Published: 06:00, 16 November 2020
Stringent powers allowing a council to ban travellers from setting up encampments on its land are no longer valid, a judge has ruled.
For the past year and a half, Canterbury City Council had been benefitting from possessing an injunction which made it illegal for unauthorised travellers to pitch up on open spaces and car parks across the district.
Thanks to the powers, any trespasser was in contempt of court and potentially faced sanctions, including up to two years in prison and/or an unlimited fine.
But the council’s “cruel” and “draconian” measures have now been shackled following a ruling by the High Court - much to the delight of the gypsy and traveller community.
Justice Nicklin considered the injunction powers to be too strict and deemed they should be granted only in exceptional matters.
A number of other councils across the country had also been granted such injunctions in recent years but they too have been brought into question.
Canterbury City Council spokesman Rob Davies said: “These cases were recently brought under the control of one judge who has reviewed them all.
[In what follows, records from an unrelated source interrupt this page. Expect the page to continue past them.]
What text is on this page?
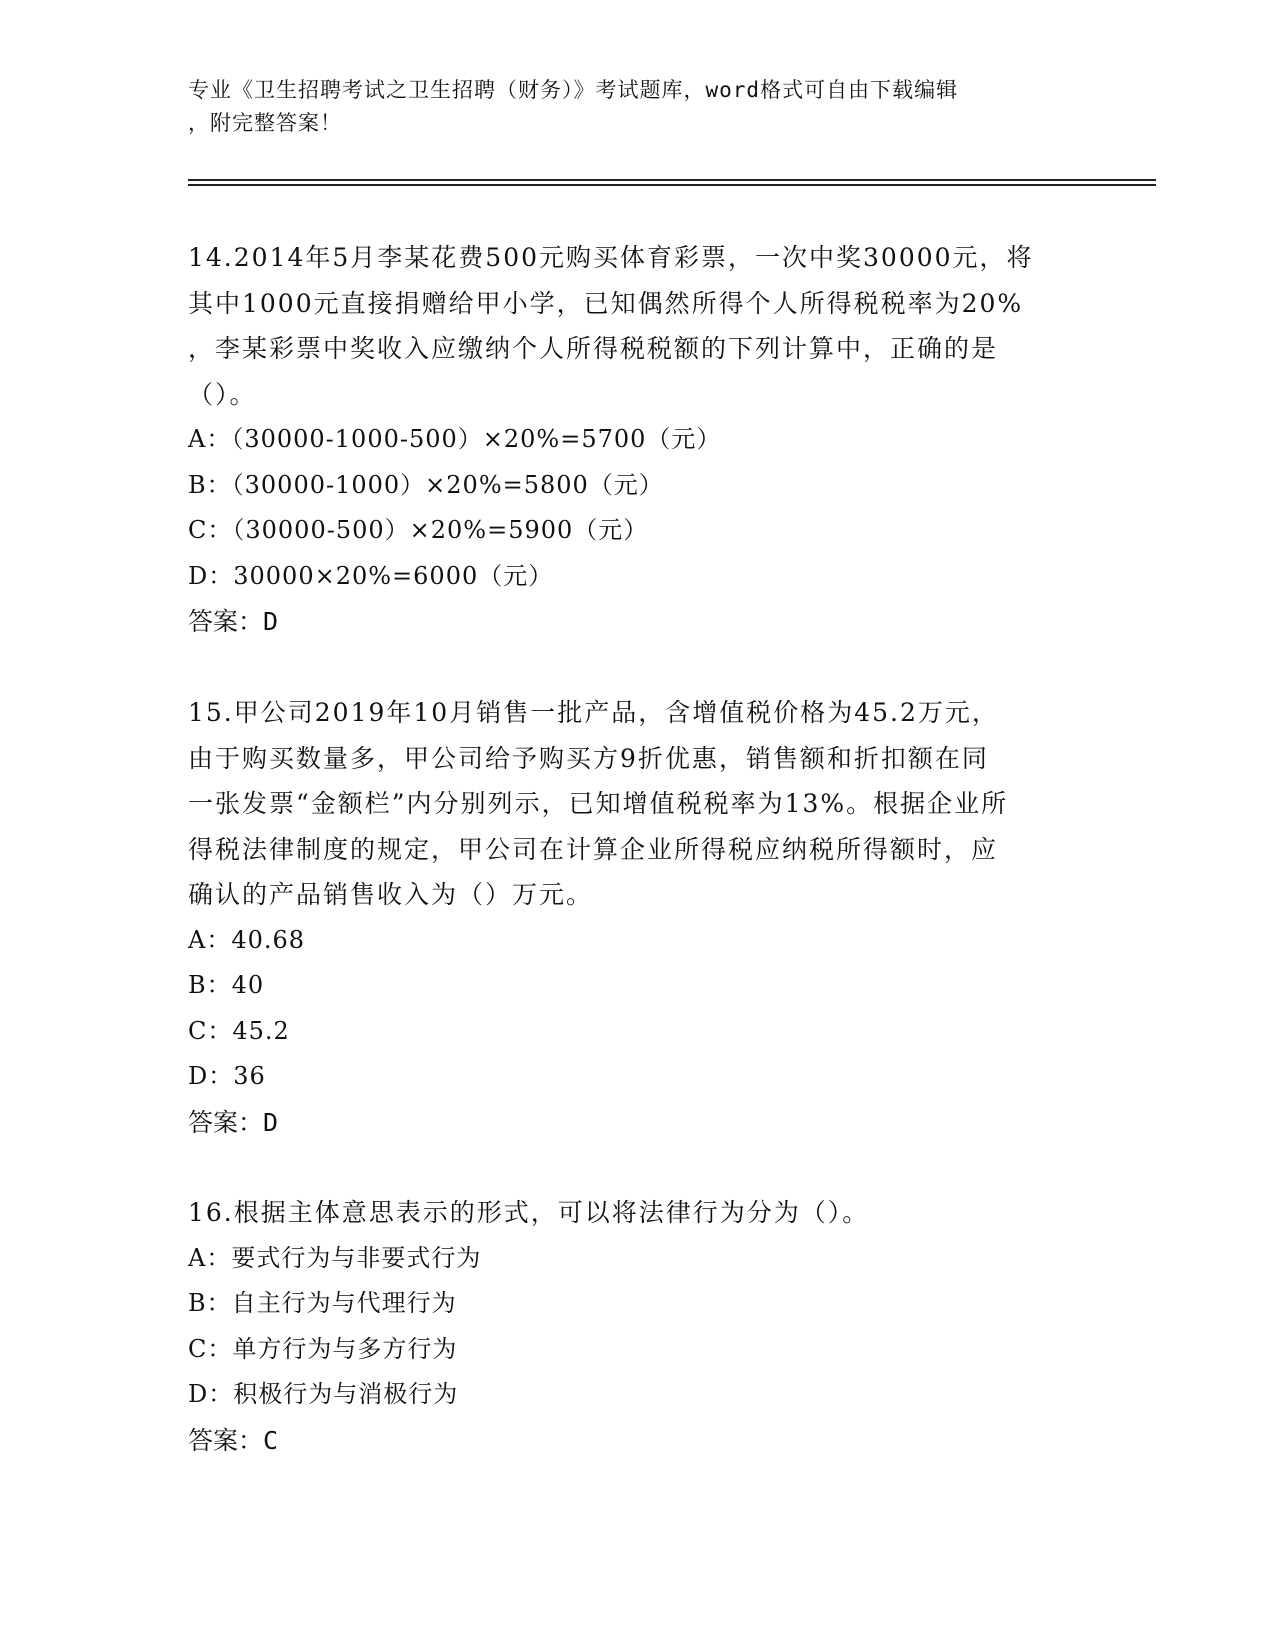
专业《卫生招聘考试之卫生招聘（财务）》考试题库，word格式可自由下载编辑
，附完整答案！
14.2014年5月李某花费500元购买体育彩票，一次中奖30000元，将
其中1000元直接捐赠给甲小学，已知偶然所得个人所得税税率为20%
，李某彩票中奖收入应缴纳个人所得税税额的下列计算中，正确的是
（）。
A：（30000-1000-500）×20%=5700（元）
B：（30000-1000）×20%=5800（元）
C：（30000-500）×20%=5900（元）
D：30000×20%=6000（元）
答案：D
15.甲公司2019年10月销售一批产品，含增值税价格为45.2万元，
由于购买数量多，甲公司给予购买方9折优惠，销售额和折扣额在同
一张发票“金额栏”内分别列示，已知增值税税率为13%。根据企业所
得税法律制度的规定，甲公司在计算企业所得税应纳税所得额时，应
确认的产品销售收入为（）万元。
A：40.68
B：40
C：45.2
D：36
答案：D
16.根据主体意思表示的形式，可以将法律行为分为（）。
A：要式行为与非要式行为
B：自主行为与代理行为
C：单方行为与多方行为
D：积极行为与消极行为
答案：C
He concluded that, unless there are strictly defined circumstances bordering on the extreme that would mean an injunction is appropriate, then they should not be granted.
“Along with other councils, the judge felt we did not meet the required level, meaning our injunction and existing orders are no longer valid. We attended court on October 30 to answer the judge’s questions.”
Dozens of sites - including Kingsmead Field, Neptune car park, Herne Bay’s Memorial Park and Beverley Meadow - were covered by the ban, which the council praised as being an effective tool in reducing the number of incidents.
It had wanted to further extend the injunction by another two years but the authority withdrew its application following the judge’s ruling.
Cllr Ashley Clark, who previously helped work on gaining the injunction order, has been left dismayed by the decision.
“I think it’s a perverse verdict,” he said. “I’d like to invite him to take his wig off next time we have mess left behind to come and personally clean it up.
“He may change his mind then when he sees the damage which is done. Last time I cleaned up a site, I collected 24 sacks, including human excrement.
“With the injunction, the number of incursions we had reduced dramatically. But now we’ll have to go back to resorting to the magistrates' courts to get a dispersal order, which are much less effective and take a lot of time.
“Local people are blighted by camps being set up - it’s upsetting for everyone when public spaces are taken over and outrageous when fields or nature reserves are covered in mess.
“Nobody’s got problems with individuals - we just don’t want to tolerate anti-social behaviour.”
In stark contrast, Victoria Gilmore, a policy officer at the Friends Families and Travellers group, is delighted with the outcome.
“These injunctions are a short-sighted and cruel tool used by local authorities to threaten nomadic people with criminal action and to force families out of the area,” she said.
“We are pleased to see that it is increasingly clear that injunctions will not be granted to local authorities who cannot demonstrate adequate stopping places.”
Council spokesman Mr Davies continued: “Our approach has always been to take a firm but fair approach to encampments.
“We consistently meet the legal duty to carry out welfare checks, stay in close communication with the people involved regarding their plans to move on and initiate legal proceedings, when appropriate, as quickly as possible. We always move to open discussions and if necessary seek to take action as quickly as the law allows.
“This approach will continue, but it should always be remembered that these cases would be far easier to deal with if rubbish is cleared away at the end of an encampment and the anti-social behaviour and damage we have seen during some previous incidents did not occur.”